The one time they succumbed to sentimentality was on a trip to the Lake District during the lambing season. We watched a tiny lamb, just born, struggling to its feet, the afterbirth still stuck to its mother’s woolly rump.

Lake District lamb

We were spellbound as we watched a scene as old as the ancient stone wall on which we perched. That evening we ate in an olde worlde inn where lamb featured heavily on the menus. The boys refused to eat any and I knew better than to suggest otherwise.

A few days later we found ourselves in the garden of a tea room that overlooked vast fields of pregnant sheep and lambs. The sun shone, the surrounding mountains glistened and the sheep bleated. It was one of those idyllic holiday moments one stumbles upon.

Lake District Sheep

On visiting the onsite farm shop I found a fridge filled with every imaginable cut of lamb alongside golden crusted lamb and vegetable pies. Being a self-catering family we stocked up and a few hours later sat down to a lamb steak dinner.  Air miles = 0.

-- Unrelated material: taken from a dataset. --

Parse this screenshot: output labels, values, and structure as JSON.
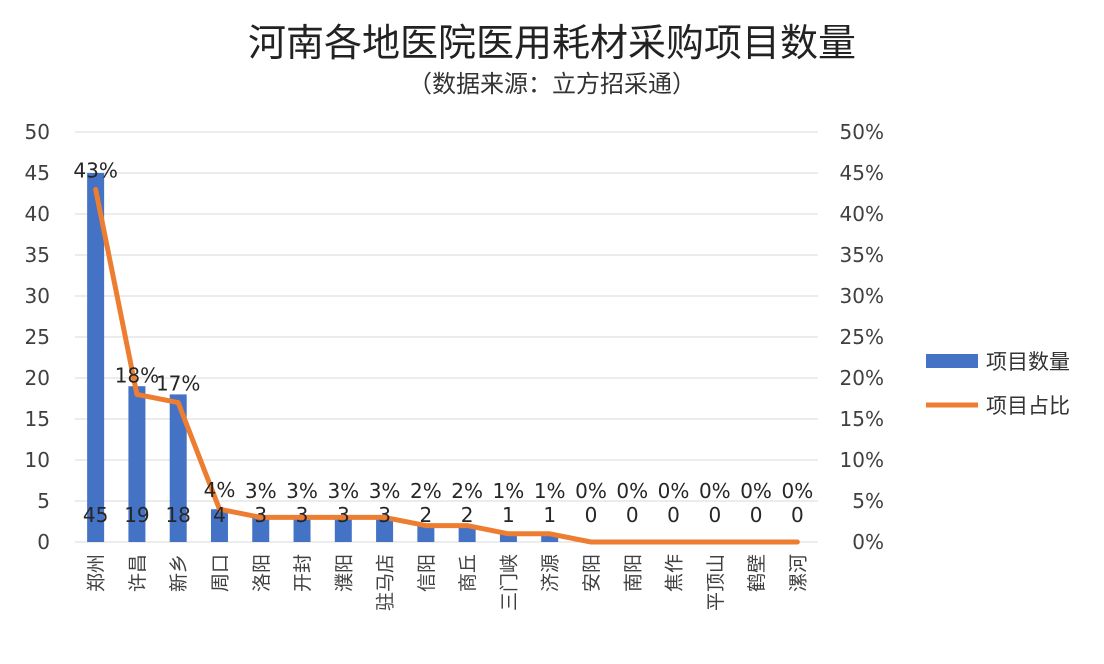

But even my guilt-free attitude to eating the entertainment has its limits. On a trip to an ostrich farm  outside Cape Town, we were introduced to adorable ostrich chicks and later to their parents. We had turns standing on their unbreakable eggs, sat on the adult birds for a photo shoot and marvelled at these pre-historic looking birds than can outrun a horse.


Then we sat down to lunch in the restaurant. Ostrich steak, ostrich casserole, ostrich egg omelettes – the list was long and meaty. We ate meltingly tender fillet with a sauce so heavenly I gave my compliments to the chef in the vain hope he might share his secret with me.

I couldn’t help noticing that the terrace on which we sat faced away from the ostrich paddocks. I appreciated this discretion as I am not sure I could have enjoyed my meal while eyeballing tomorrow’s lunch running about. As for the ostriches – did they know we were eating their mates? I like to think not.